ReactNextJSWebJSVue.jsHTML

npm i --save @descope/react-sdk

npm i --save next-auth

npm i --save @descope/web-js-sdk

npm i --save @descope/vue-sdk

<!-- Not applicable for HTML -->

Import and initialize SDK

ReactNextJSWebJSVue.jsHTML

import { AuthProvider } from '@descope/react-sdk'
import { Descope, useDescope } from '@descope/react-sdk'

const AppRoot = () => {
	return (
		<AuthProvider
			projectId="__ProjectID__"
			// If the Descope project manages the token response in cookies,
            // a custom domain must be configured
            // (e.g., https://auth.app.example.com)
			// and should be set as the baseUrl property.
			// baseUrl = "https://auth.app.example.com"
		>
			<App />
		</AuthProvider>
	);
};

// app/api/auth/[...nextauth]
import { NextAuthOptions } from "next-auth"
import NextAuth from "next-auth/next";

export const authOptions: NextAuthOptions = {
  providers: [
    {
      id: "descope",
      name: "Descope",
      type: "oauth",
      wellKnown: `https://api.descope.com/${process.env.DESCOPE_PROJECT_ID}/.well-known/openid-configuration`,
      authorization: { params: { scope: "openid email profile" } },
      idToken: true,
      clientId: process.env.DESCOPE_PROJECT_ID,
      clientSecret: process.env.DESCOPE_ACCESS_KEY,
      checks: ["pkce", "state"],
      profile(profile) {
        return {
          id: profile.sub,
          name: profile.name,
          email: profile.email,
          image: profile.picture,
        }
      },
    },
  ]
}

const handler = NextAuth(authOptions)
export { handler as GET, handler as POST }

// app/provider.tsx
'use client'

import { SessionProvider } from "next-auth/react"

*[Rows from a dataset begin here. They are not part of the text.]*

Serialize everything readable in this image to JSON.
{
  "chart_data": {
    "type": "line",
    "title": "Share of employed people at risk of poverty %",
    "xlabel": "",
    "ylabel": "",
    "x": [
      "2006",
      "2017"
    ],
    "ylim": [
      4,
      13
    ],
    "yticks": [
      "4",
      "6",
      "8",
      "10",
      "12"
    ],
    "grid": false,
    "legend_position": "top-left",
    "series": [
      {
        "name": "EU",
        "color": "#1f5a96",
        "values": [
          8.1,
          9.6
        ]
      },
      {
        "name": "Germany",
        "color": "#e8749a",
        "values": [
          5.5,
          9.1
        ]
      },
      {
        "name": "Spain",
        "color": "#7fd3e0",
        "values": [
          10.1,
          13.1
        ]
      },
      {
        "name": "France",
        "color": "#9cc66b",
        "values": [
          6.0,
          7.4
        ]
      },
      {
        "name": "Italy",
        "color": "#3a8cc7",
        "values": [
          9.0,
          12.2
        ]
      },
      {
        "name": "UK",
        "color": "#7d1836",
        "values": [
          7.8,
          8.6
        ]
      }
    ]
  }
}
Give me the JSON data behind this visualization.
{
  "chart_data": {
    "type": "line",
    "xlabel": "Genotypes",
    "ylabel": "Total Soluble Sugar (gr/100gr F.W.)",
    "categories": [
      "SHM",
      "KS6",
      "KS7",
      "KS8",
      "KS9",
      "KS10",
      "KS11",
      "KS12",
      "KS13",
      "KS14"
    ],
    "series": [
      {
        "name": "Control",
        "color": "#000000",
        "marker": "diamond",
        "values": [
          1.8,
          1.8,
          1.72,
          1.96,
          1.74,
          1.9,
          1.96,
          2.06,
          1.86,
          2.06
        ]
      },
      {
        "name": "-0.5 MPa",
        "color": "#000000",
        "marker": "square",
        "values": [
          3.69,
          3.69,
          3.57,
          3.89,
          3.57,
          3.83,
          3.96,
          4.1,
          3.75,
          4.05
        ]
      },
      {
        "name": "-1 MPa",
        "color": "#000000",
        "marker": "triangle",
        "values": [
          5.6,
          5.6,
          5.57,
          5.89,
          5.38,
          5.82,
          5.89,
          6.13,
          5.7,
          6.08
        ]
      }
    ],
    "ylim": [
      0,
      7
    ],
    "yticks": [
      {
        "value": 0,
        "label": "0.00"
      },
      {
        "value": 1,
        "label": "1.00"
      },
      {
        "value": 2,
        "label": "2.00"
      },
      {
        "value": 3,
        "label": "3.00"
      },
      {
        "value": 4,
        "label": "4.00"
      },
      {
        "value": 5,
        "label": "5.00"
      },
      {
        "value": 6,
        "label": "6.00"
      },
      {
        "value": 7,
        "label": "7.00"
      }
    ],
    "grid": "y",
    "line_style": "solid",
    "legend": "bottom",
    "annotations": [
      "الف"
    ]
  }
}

export default function NextAuthSessionProvider(
    { children }:
    { children: React.ReactNode }
) {
    return (
        <SessionProvider>
            { children }
        </SessionProvider>
    )
}

// app/layout.tsx
import NextAuthSessionProvider from './provider'


export default function RootLayout({ children }: { children: React.ReactNode }) {
  return (
    <html>
      <body>
        <NextAuthSessionProvider>
          <div>
            {children}
          </div>
        </NextAuthSessionProvider>
      </body>
    </html>
  )
}

import DescopeSdk from '@descope/web-js-sdk';
try {
    //  baseUrl="<URL>" // you can also configure the baseUrl ex: https://auth.company.com - this is useful when you utilize CNAME within your Descope project.
    const descopeSdk = DescopeSdk({ projectId: '__ProjectID__', persistTokens: true, autoRefresh: true });
} catch (error) {
    // handle the error
    console.log("failed to initialize: " + error)
}

import { createApp } from "vue";
import App from "@/App.vue";
import descope, { getSdk } from "@descope/vue-sdk";

const app = createApp(App);
app.use(router);

app.use(descope, {
  projectId: '__Project_ID__',
  baseUrl: "<base url>", // Optional
});

const sdk = getSdk();
sdk?.onSessionTokenChange((newSession) => {
  // here you can implement custom logic when the session is changing
});

<head>
    <script src="https://unpkg.com/@descope/web-js-sdk@x.x.x/dist/index.umd.js"></script>
    <!-- Please replace `x.x.x` with the latest version of the WebJS SDK, which you can get from [here](https://www.npmjs.com/package/@descope/web-js-sdk) -->
</head>

Sending session token to application server

If you are using Client SDK or using Descope Flows, then your application client must send the session token to you application server. The getSessionToken() function gets the sessionToken from local storage via JS which you can then include in your request.

NOTE: NextAuth does not use Descope's Client SDK but does use JWTs for session management.

ReactNextJSWebJSHTML

import { getSessionToken } from '@descope/react-sdk';

const sessionToken = getSessionToken();

// example fetch call with authentication header
fetch('your_application_server_url', {
  headers: {
    Accept: 'application/json',
    Authorization: 'Bearer '+ sessionToken,
  }
})

// server components
import { getServerSession } from 'next-auth'
import { authOptions } from '@/app/_utils/options'

const session = await getServerSession(authOptions)

// client components
'use client'

import { useSession } from "next-auth/react"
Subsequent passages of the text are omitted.